Because this may sound subjective, we must clarify our position applies to those who follow the region. Obama’s speech was an introduction to Afghanistan rather than a total strategy. Those who know nothing of the region might have learned something.

Those who know anything learned nothing.

Obama gave a college lecture, not a presidential address or a military speech. It was also a boring lecture, like the first week of class. More an outline of a report, on three occasions he vocalized points - 1, 2, 3 - to explain himself. But like an outline, only a few sentences explained unwritten chapters.

His objectives of denying al-Qaeda safe haven and the Taliban’s ability to overthrow government are the beginning and ending sentences of a book with nothing in between. Only by defeating the Taliban can al-Qaeda being denied, but al-Qaeda is the target. Obama has not-so-cleverly disguised defeating the Taliban within defeating al-Qaeda.

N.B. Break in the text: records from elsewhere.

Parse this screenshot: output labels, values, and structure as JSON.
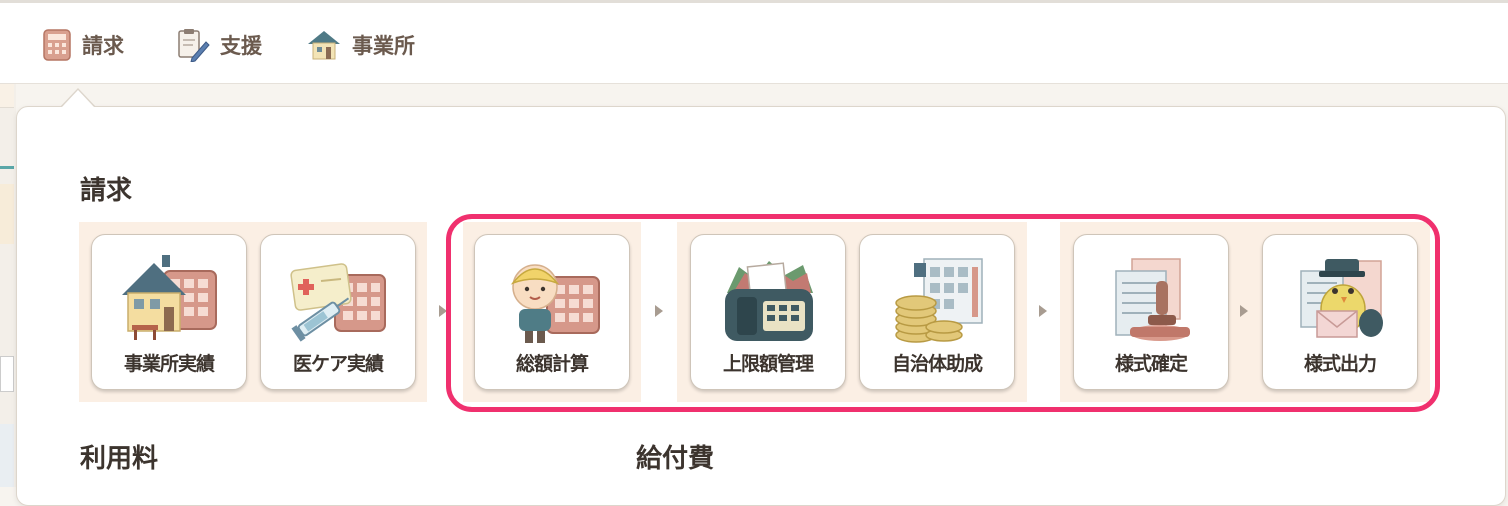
{
  "nav": {
    "items": [
      {
        "label": "請求",
        "icon": "calculator-icon"
      },
      {
        "label": "支援",
        "icon": "clipboard-pen-icon"
      },
      {
        "label": "事業所",
        "icon": "house-icon"
      }
    ]
  },
  "menu": {
    "billing_title": "請求",
    "usage_title": "利用料",
    "benefit_title": "給付費",
    "cards": [
      {
        "label": "事業所実績",
        "icon": "house-calendar-icon"
      },
      {
        "label": "医ケア実績",
        "icon": "medical-card-syringe-icon"
      },
      {
        "label": "総額計算",
        "icon": "child-calculator-icon"
      },
      {
        "label": "上限額管理",
        "icon": "fax-machine-icon"
      },
      {
        "label": "自治体助成",
        "icon": "coins-building-icon"
      },
      {
        "label": "様式確定",
        "icon": "stamp-document-icon"
      },
      {
        "label": "様式出力",
        "icon": "mail-bird-icon"
      }
    ]
  },
  "colors": {
    "highlight": "#f0306e",
    "group_bg": "#fbefe4",
    "text": "#3c342e",
    "nav_text": "#6b5a4e"
  }
}
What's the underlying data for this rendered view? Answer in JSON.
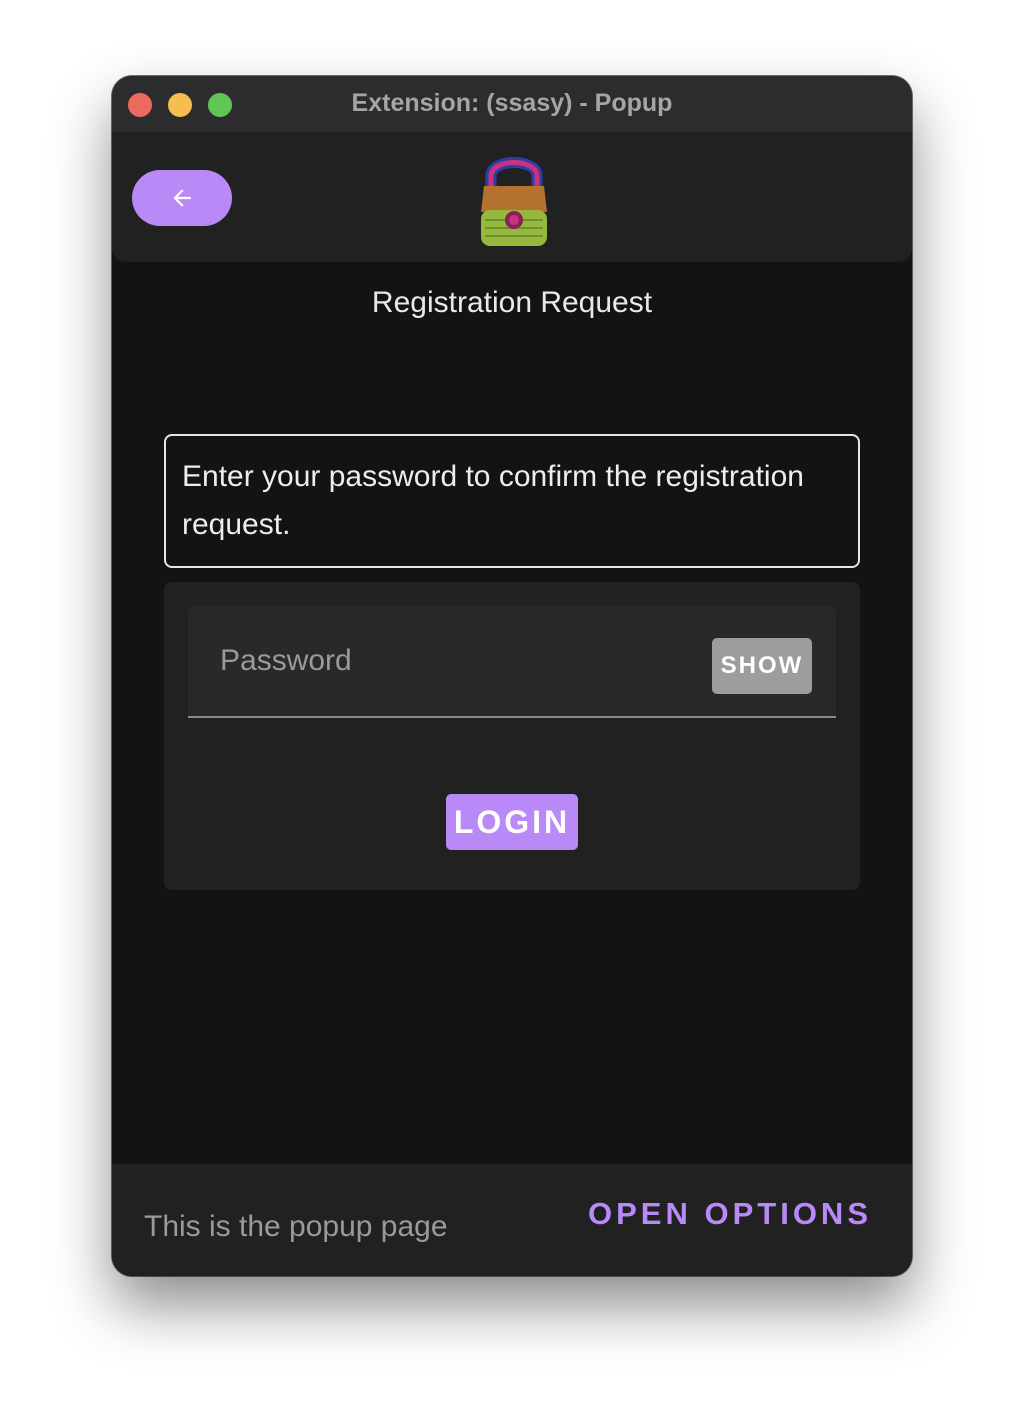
{
  "window": {
    "title": "Extension: (ssasy) - Popup"
  },
  "header": {
    "back_icon": "arrow-left-icon",
    "logo": "padlock-logo"
  },
  "main": {
    "title": "Registration Request",
    "info_text": "Enter your password to confirm the registration request.",
    "password_placeholder": "Password",
    "password_value": "",
    "show_label": "SHOW",
    "login_label": "LOGIN"
  },
  "footer": {
    "text": "This is the popup page",
    "open_options_label": "OPEN OPTIONS"
  },
  "colors": {
    "accent": "#b989f7",
    "background": "#131313",
    "surface": "#212121",
    "field": "#292929",
    "show_button": "#9d9d9d"
  }
}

The war isn’t about al-Qaeda though. Obama said so himself - al-Qaeda and its “extremist allies.” When people wonder why America isn't attacking in Pakistan, it's because the enemy is the Taliban.

So how is he going to defeat the Taliban? In typical fashion, Obama is deploying a simplistic approach with three points:

1. pursue military strategy that will break the Taliban’s momentum in the next 18 months
2. more effective civilian strategy
3. “we are inextricable linked to Pakistan”

With the primary battle set as American vs. Taliban, with al-Qaeda putting in the occasional appearance, 108,000 total US troops - aren’t going to be enough to win this fight in the conventional term. Obama said nothing of more troops, but he’s likely to need them to complete to defeat the Taliban.

Possibly the 60,000 that would boost troop levels to the Iraq's peak of 160,000. Possibly more.

The civilian strategy is especially confusing. Obama spent great effort on denying nation-building, yet this is exactly what civilians are needed for in Afghanistan. He claims, “the nation I’m most interested in building is our own,” but inwardly knows Afghanistan needs nation-building to stabilize.

He emphasized nation-building in Pakistan. All the spots America wants cleared must be built up by Pakistan with US dollars; the Kerry-Lugar bill was meant to build the Pakistani state where it's not. But if America and Pakistan share a common enemy, why is the ISI hiding Mullah Omar in Quetta, Karachi, or wherever he actually is?

Attempting to appear as rational as possible, Obama even listed opposing arguments before coolly dismissing them. Afghanistan isn’t Vietnam, because of 9/11, and there will be no rapid withdrawal. What Obama apparently fails to understand is Afghanistan would be a strategic, not rapid, withdrawal.

The war can be continued in ways other than the stereotypical last man off the roof. A redeployment could make more sense than deployments.

Obviously the status quo isn’t sustainable, at least Obama understands this much. Freeze troop levels for a year or two and freeze the war, freeze his own domestic agenda. It makes no sense on any level. At the same time, will Obama freeze if 30,000 more aren’t enough troops? Again, no answers from the professor.

The final argument has been addressed. Nation-building is officially rejected even though America is likely to do exactly that over the following years. Obama realistically calculates that nation-building “sets goals beyond what can be achieved at a reasonable cost,” yet escalation remains his solution anyway.

He’ll soon learn the difference between school, business, and guerrilla war.